LADY GAGA, Kirsty Young and Morgan Freeman may have, but there was little hope for people with fibromyalgia so far.
This disabling disease affects up to 4% of the population and has no known cure.
But a new study could, at least, find one of the causes.
Scientists have discovered that people with have too many or too few species of intestinal bacteria, compared to other people.
And this discovery could be crucial in helping people get faster diagnoses.
They examined the intestinal bacteria of 156 people living in Montreal, Canada – including 77 with fibromyalgia.
They were all interviewed before giving samples of poo, blood, saliva and urine, all of which were compared to those of the unaffected.
Intestinal bacteria change with the condition
They found that people with fibromyalgia had a makeup of gut bacteria radically different from people who did not have one.
The McGill University Health Center team used artificial intelligence to confirm that bacterial changes were not caused by diet, medications, physical activity, or age.
Using their computer, they were able to diagnose the disease by simply examining their intestinal microbiome – with almost 90% accuracy.
More pain = more bacterial changes
“We found that fibromyalgia and the symptoms of fibromyalgia – pain, fatigue, and cognitive difficulties – contributed more than any other factor to the observed variations in the microbiomes of people with the disease,” lead author of the study, Amir. Minerbi, said to me.
“We also found that the severity of a patient’s symptoms was directly correlated with increased presence or a more pronounced absence of certain bacteria – something that had never been reported before.”

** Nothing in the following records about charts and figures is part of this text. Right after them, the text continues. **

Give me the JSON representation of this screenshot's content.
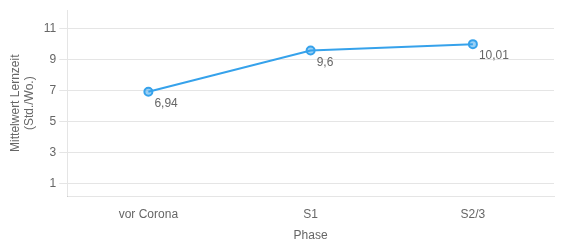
{
  "chart_data": {
    "type": "line",
    "categories": [
      "vor Corona",
      "S1",
      "S2/3"
    ],
    "values": [
      6.94,
      9.6,
      10.01
    ],
    "xlabel": "Phase",
    "ylabel": "Mittelwert Lernzeit\n(Std./Wo.)",
    "ylim": [
      0.2,
      12.2
    ],
    "yticks": [
      1,
      3,
      5,
      7,
      9,
      11
    ],
    "grid": "y",
    "marker": "circle",
    "annotations": [
      {
        "text": "6,94",
        "x": "vor Corona",
        "y": 6.94
      },
      {
        "text": "9,6",
        "x": "S1",
        "y": 9.6
      },
      {
        "text": "10,01",
        "x": "S2/3",
        "y": 10.01
      }
    ]
  }
}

For now, scientists still do not understand why people with fibromyalgia would have a different bacterial status.
Since this is a group of symptoms rather than a problem, the next step in the research will be to determine whether similar changes in intestinal bacteria are present in other conditions related to chronic pain.

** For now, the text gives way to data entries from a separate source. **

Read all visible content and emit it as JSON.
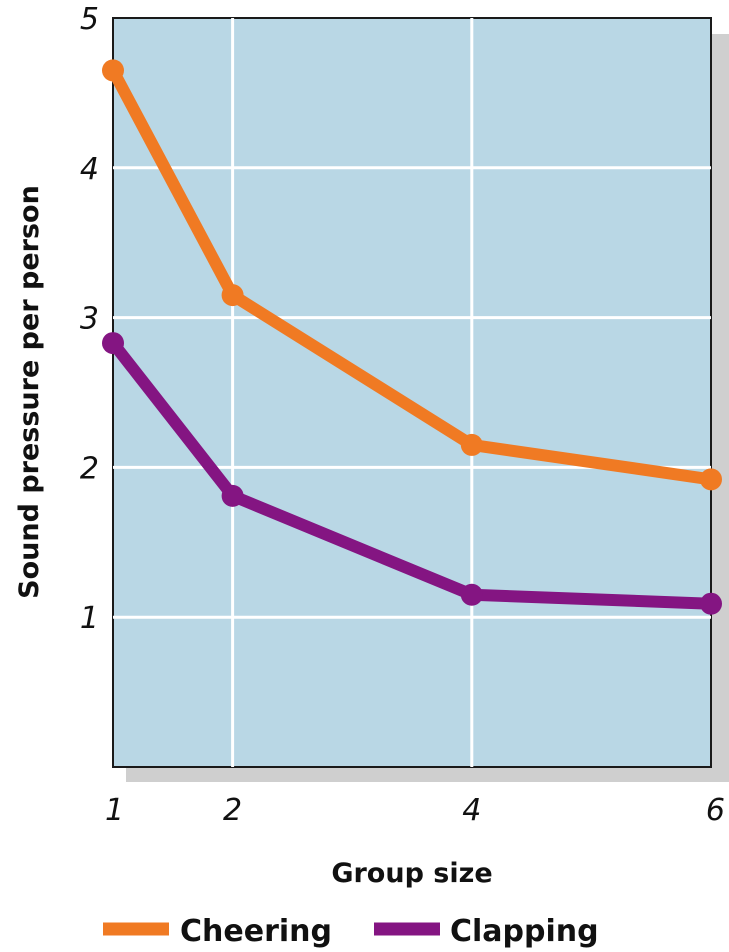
{
  "chart_data": {
    "type": "line",
    "x": [
      1,
      2,
      4,
      6
    ],
    "xticks": [
      "1",
      "2",
      "4",
      "6"
    ],
    "yticks": [
      "1",
      "2",
      "3",
      "4",
      "5"
    ],
    "xlabel": "Group size",
    "ylabel": "Sound pressure per person",
    "xlim": [
      1,
      6
    ],
    "ylim": [
      0,
      5
    ],
    "grid": true,
    "legend_position": "bottom",
    "plot_background": "#b9d7e5",
    "series": [
      {
        "name": "Cheering",
        "color": "#f07a23",
        "values": [
          4.65,
          3.15,
          2.15,
          1.92
        ]
      },
      {
        "name": "Clapping",
        "color": "#841582",
        "values": [
          2.83,
          1.81,
          1.15,
          1.09
        ]
      }
    ]
  }
}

Does the bacterial balance of the intestine cause pain? And if it has an impact on pain, does that mean that a cure can be on the horizon?
Currently, patients with fibromyalgia can wait up to five years to get a diagnosis.
The diagnosis of AI is 87% accurate
But that could be about to change.
Emmanuel Gonzalez of the McGill team said his computer was capable of diagnosing fibromyalgia based solely on the composition of the intestinal microbiome.
He had an accuracy of 87%.
“As we develop this first discovery with more research, we hope to improve that accuracy, potentially creating a dramatic change in diagnosis,” he said.
Scientists will then see if they get similar results from another group of participants.
The results come after revealed that the disease could soon be detected via a simple blood test.
At the time, Luis Rodriguez-Saona, co-author of the study, described the initial results as “remarkable”.
They found that there were clear profiles in the blood of patients with fibromyalgia that distinguished them from those with other disorders.